Hi! 👋 I’m Daniella, a graduate student in the Personal Robots Group 🤖 at the MIT Media Lab, advised by Professor Cynthia Breazeal. My work explores the implications of artificial intelligence and robots on society. I conduct long-term interaction studies to understand children’s perceptions of AI and design interventions that aim to give them more knowledge and agency as they grow up with these helpful, but powerful, decision-making technologies.
Some of my recent projects include:
🏫 Developing middle school curricula on artificial intelligence and its implications on society
🔍 Designing an age-appropriate policy design toolkit to allow students to explore technology policies
⚖️ Exploring how advertising with social interfaces (namely, social robots) might introduce new legal challenges for children
These projects address the ways that socially embodied interfaces
might impact traditional advertising practices. In collaboration with Anastasia Ostrowski and Kate Darling.
alt.HRI 2022 |
WeRobot 2022 (preliminary draft)
This systematic review looked at the ways that children's fundamental AI rights, as defined by UNICEF, have historically been addressed in child-robot interaction research. In collaboration with Vicky Charisi and Selma Sabanovic.
HRI 2023 Short Paper
Social agents are becoming more popular and are generating new legal and policy issues. The Robot Policy Design Toolkit is a design research tool to allow any generation to design and consider how we can develop policy for social robot technologies around nine ethic topics. It has been tested with children, older adults, and technology developers. In collaboration with Anastasia Ostrowski.
Project Overview
Through my work in the field of AI literacy, I have had the opportunity to collaborate on many different curricula about artificial intelligence. I love designing learning activities that address the intersection of artificial intelligence and ethics. These curricula have largely been made open-source and have been implemented in hundreds of schools worldwide.
CSE2 is a middle-school course about AI, sponsored by Project STEM and Amazon Future Engineer. I had a main role in designing the learning activities for the 12-week course, which covers topics such as ethical thinking, representation, reasoning, machine learning, generative AI, and applied AI.

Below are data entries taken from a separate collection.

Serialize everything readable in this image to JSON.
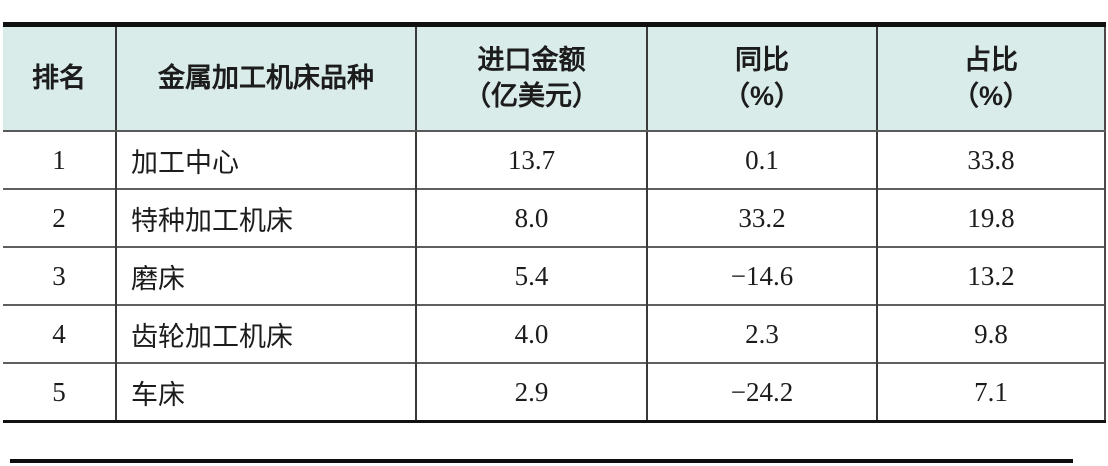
{
  "table": {
    "headers": [
      {
        "line1": "排名",
        "line2": ""
      },
      {
        "line1": "金属加工机床品种",
        "line2": ""
      },
      {
        "line1": "进口金额",
        "line2": "（亿美元）"
      },
      {
        "line1": "同比",
        "line2": "（%）"
      },
      {
        "line1": "占比",
        "line2": "（%）"
      }
    ],
    "rows": [
      {
        "rank": "1",
        "category": "加工中心",
        "import_amount": "13.7",
        "yoy": "0.1",
        "share": "33.8"
      },
      {
        "rank": "2",
        "category": "特种加工机床",
        "import_amount": "8.0",
        "yoy": "33.2",
        "share": "19.8"
      },
      {
        "rank": "3",
        "category": "磨床",
        "import_amount": "5.4",
        "yoy": "−14.6",
        "share": "13.2"
      },
      {
        "rank": "4",
        "category": "齿轮加工机床",
        "import_amount": "4.0",
        "yoy": "2.3",
        "share": "9.8"
      },
      {
        "rank": "5",
        "category": "车床",
        "import_amount": "2.9",
        "yoy": "−24.2",
        "share": "7.1"
      }
    ]
  },
  "colors": {
    "header_bg": "#d9ecea",
    "text": "#1c1c1c",
    "heavy_rule": "#111111",
    "row_divider": "#5f5f5f",
    "column_divider": "#3a3a3a"
  },
  "chart_data": {
    "type": "table",
    "columns": [
      "排名",
      "金属加工机床品种",
      "进口金额（亿美元）",
      "同比（%）",
      "占比（%）"
    ],
    "rows": [
      [
        1,
        "加工中心",
        13.7,
        0.1,
        33.8
      ],
      [
        2,
        "特种加工机床",
        8.0,
        33.2,
        19.8
      ],
      [
        3,
        "磨床",
        5.4,
        -14.6,
        13.2
      ],
      [
        4,
        "齿轮加工机床",
        4.0,
        2.3,
        9.8
      ],
      [
        5,
        "车床",
        2.9,
        -24.2,
        7.1
      ]
    ],
    "layout": {
      "header_background": "#d9ecea",
      "body_background": "#ffffff",
      "top_border": "thick-black",
      "bottom_border": "thick-black",
      "left_border": false,
      "right_border": true
    }
  }
}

Curriculum and Educator Resources
AI and Human Rights is a curriculum designed for grades 5-8, and created in collaboration with i2 learning and Day of AI. In this 7 lesson course, students will learn about the increasing use of AI in our everyday lives, and how that use is forcing us to consider how some of our most basic human rights need to be protected and adapted.
Curriculum
The Daily-AI workshop, designed by the MIT Media Lab, MIT STEP Lab, and Boston College, is a 30-hour curriculum and features hands-on and computer-based activities on AI concepts, ethical issues in AI, creative expression using AI, and how AI relates to career futures. I had a primary role in creating the lessons and piloted the workshop in the Summer of 2020 with over 100 students.
Curriculum |
Overview Paper
This curriculum is an introduction to ChatGPT that I designed in collaboration with Safinah Ali, i2 learning and Day of AI. Through a series of teacher-led activities they are introduced to ChatGPT, what it is and how it works, and come up with recommendations for how ChatGPT should be used and not used in their school.
Curriculum
This curriculum, designed for my Master's thesis and now adapted by MIT RAICA is made up of 6 lessons that cover various topics in social robotics such as character design, affective computing, and computer vision.
Curriculum |
Master's Thesis
This series of lessons engages K-9 students in the technical and contextual concepts related to data privacy. These lessons were created in collaboration with Stephanie Nguyen and piloted with the Girl Scouts of Massachusetts.